Dienststelle 2. Räumbootsflottille
Die 2. Räumbootsflottille war ein hochmobiler Sicherungsverband der Kriegsmarine. Bekannt für ihre Einsätze im Ärmelkanal und an der französischen Küste, zeichnete sich die Flottille durch ihre spezialisierten Räumboote aus, die aufgrund ihres geringen Tiefgangs und ihrer Wendigkeit essentiell für die Sicherung der flachen Küstenzonen und U-Boot-Zulaufwege waren.
Historischer Kontext & Organisation
Aufstellung: Herbst 1938. Zunächst Einsatz in der Nordsee und im April 1940 bei der Besetzung dänischer Häfen.
Einsatzgebiete: Ab 1940 Sicherung der Kanalküste Frankreichs. Nach Auflösung (August 1944) erfolgte im Frühjahr 1945 die Neuaufstellung in der Ostsee.
Boote der Flottille: Einsatz der R-Boote R 1 bis R 16 (erste Serie). Später verstärkt durch modernere Einheiten (R 33 - R 40).

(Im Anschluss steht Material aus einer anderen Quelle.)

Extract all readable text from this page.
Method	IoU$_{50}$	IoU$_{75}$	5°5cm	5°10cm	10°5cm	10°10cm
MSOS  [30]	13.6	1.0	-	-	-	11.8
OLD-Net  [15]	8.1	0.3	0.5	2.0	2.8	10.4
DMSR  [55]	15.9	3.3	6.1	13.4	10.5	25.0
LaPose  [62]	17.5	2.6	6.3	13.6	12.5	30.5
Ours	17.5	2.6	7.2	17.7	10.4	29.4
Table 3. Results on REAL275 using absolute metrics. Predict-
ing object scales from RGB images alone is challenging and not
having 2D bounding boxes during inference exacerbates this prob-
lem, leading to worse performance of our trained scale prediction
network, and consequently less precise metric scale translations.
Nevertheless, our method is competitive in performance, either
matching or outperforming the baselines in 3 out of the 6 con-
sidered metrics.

Technik & Wendigkeit: Ausrüstung mit dem Voith-Schneider-Antrieb, der ein Manövrieren auf der Stelle ermöglichte – entscheidend bei der Minenräumung unter Beschuss im engen Küstenvorfeld.
Relevanz für die U-Boot-Waffe
„Wegbereiter“: Enge Zusammenarbeit mit den Sperrbrechern. Während Sperrbrecher Minen durch Druck oder Magnetismus zur Detonation brachten, räumten R-Boote der 2. Flottille die "Restfelder" direkt vor den Einfahrten zu den U-Boot-Bunkern.
Flak-Schirm: Aufgrund ihrer starken 2-cm Bewaffnung bildeten die R-Boote bei Geleitfahrten einen dichten Abwehrriegel gegen britische Jagdbomber (Typhoons), die speziell auf auftauchende U-Boote im Küstengürtel lauerten.
Seenotdienst: Die Flottille war oft die letzte Rettung für Besatzungen versenkter U-Boote im Kanalgebiet, da sie aufgrund ihrer Robustheit auch bei schwerer See noch operieren konnte.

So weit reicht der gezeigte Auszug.